Urreiztieta: No estamos en una etapa de rendición sino de reacomodo de la fuerza democrática

Tras 122 días de intensa protesta social, la oposición vive un proceso de desmovilización en las calles. Una etapa que a juicio de la doctora en psicología social y profesora titular e investigadora de la Universidad Simón Bolívar (USB), María Teresa Urreiztieta, “no es de rendición sino de reacomodo y redefinición de la fuerza democrática”.

“La protesta tiene un ciclo que comprende el desarrollo, el pico de expresión plena y luego un declive natural. No puedes mantener a las personas tres, cuatro o cinco meses protestando en las calles sin un objetivo claro y una conducción estratégica porque la lógica de la sobrevivencia agota y merma la participación”, señala.

La dirección errática del liderazgo político, la débil organización de la sociedad civil y la represión de los funcionarios de la Guardia Nacional y de la Policía Nacional son elementos que enumera Urreiztieta como mitigadores de la protesta.

La MUD ha hecho todo el esfuerzo posible, pero muy mal direccionado. La plataforma de partidos ha tenido un pésimo mecanismo de comunicación y la gente percibe a la dirigencia como errática. La violencia también fue un factor fundamental en la desmovilización porque los ciudadanos no quieren exponerse, se espantan y se desarticulan. En los casi cuatro meses de protesta hubo 133 víctimas, 101 asesinadas en el contexto de las manifestaciones”, explica.

La merma de las protestas coincidió con la imposición de la Asamblea Nacional Constituyente (ANC), un órgano que el gobierno del presidente Nicolás Maduro define como “supraconstitucional” y “plenipotenciario”.

“Esta etapa de latencia y de aparente desmovilización la aprovecha el Gobierno para avanzar en su proyecto autoritario. La arremetida con la instalación de la ANC busca desalentar a las fuerzas sociales; desanimar para quitarle la vida a la democracia y descabezar a los partidos políticos y organizaciones sociales; desmoralizar haciendo todo lo necesario para que la sociedad civil se rinda y crea que no hay vuelta atrás; y desmovilizar para paralizar el ejercicio democrático del reclamo ciudadano”, afirma.

¿El riesgo de que ocurra un estallido social sigue latente?

– “Las tendencias señalan que es probable que venga un nuevo ciclo de protestas. Pero hay un tercer actor que entra en juego: el hambre. El hambre de justicia, de condiciones mínimas para vivir, de respeto, y este factor que produce sufrimiento y desesperanza aumenta los niveles de riesgo de que se desate la furia colectiva”, advierte la psicóloga.

Para evitar el desbordamiento social, Urreiztieta explica que los ciudadanos deben organizar una resistencia civil pacífica en defensa de sus derechos constitucionales.

“La manera de contribuir al cambio es no resignarse.

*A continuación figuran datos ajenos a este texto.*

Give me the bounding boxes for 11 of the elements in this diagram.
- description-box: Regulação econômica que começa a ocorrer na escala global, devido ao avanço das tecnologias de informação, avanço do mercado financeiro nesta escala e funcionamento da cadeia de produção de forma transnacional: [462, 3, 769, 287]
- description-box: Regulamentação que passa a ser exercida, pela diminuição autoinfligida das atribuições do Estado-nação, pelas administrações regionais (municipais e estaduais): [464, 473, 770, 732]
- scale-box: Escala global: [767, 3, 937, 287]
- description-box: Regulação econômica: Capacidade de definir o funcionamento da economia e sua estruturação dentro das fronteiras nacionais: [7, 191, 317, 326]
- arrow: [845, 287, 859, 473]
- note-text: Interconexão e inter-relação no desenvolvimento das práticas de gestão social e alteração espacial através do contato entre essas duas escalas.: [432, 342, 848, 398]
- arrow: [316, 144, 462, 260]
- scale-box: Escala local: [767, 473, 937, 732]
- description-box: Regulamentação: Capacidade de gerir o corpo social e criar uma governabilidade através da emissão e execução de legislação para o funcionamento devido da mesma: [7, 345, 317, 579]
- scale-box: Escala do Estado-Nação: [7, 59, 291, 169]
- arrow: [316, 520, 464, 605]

Hay que alentar la esperanza frente a un adversario que es enemigo de la democracia. Hay que organizar el descontento y sumas voces, talentos y fuerza para democratizar los espacios, despolarizar, hablar de justicia, construir un diálogo social que genere espacios de encuentro y de reconocimiento de las diferencias para convocar, interpelar, defender, exigir, reclamar y contener el proyecto autoritario”, concluye.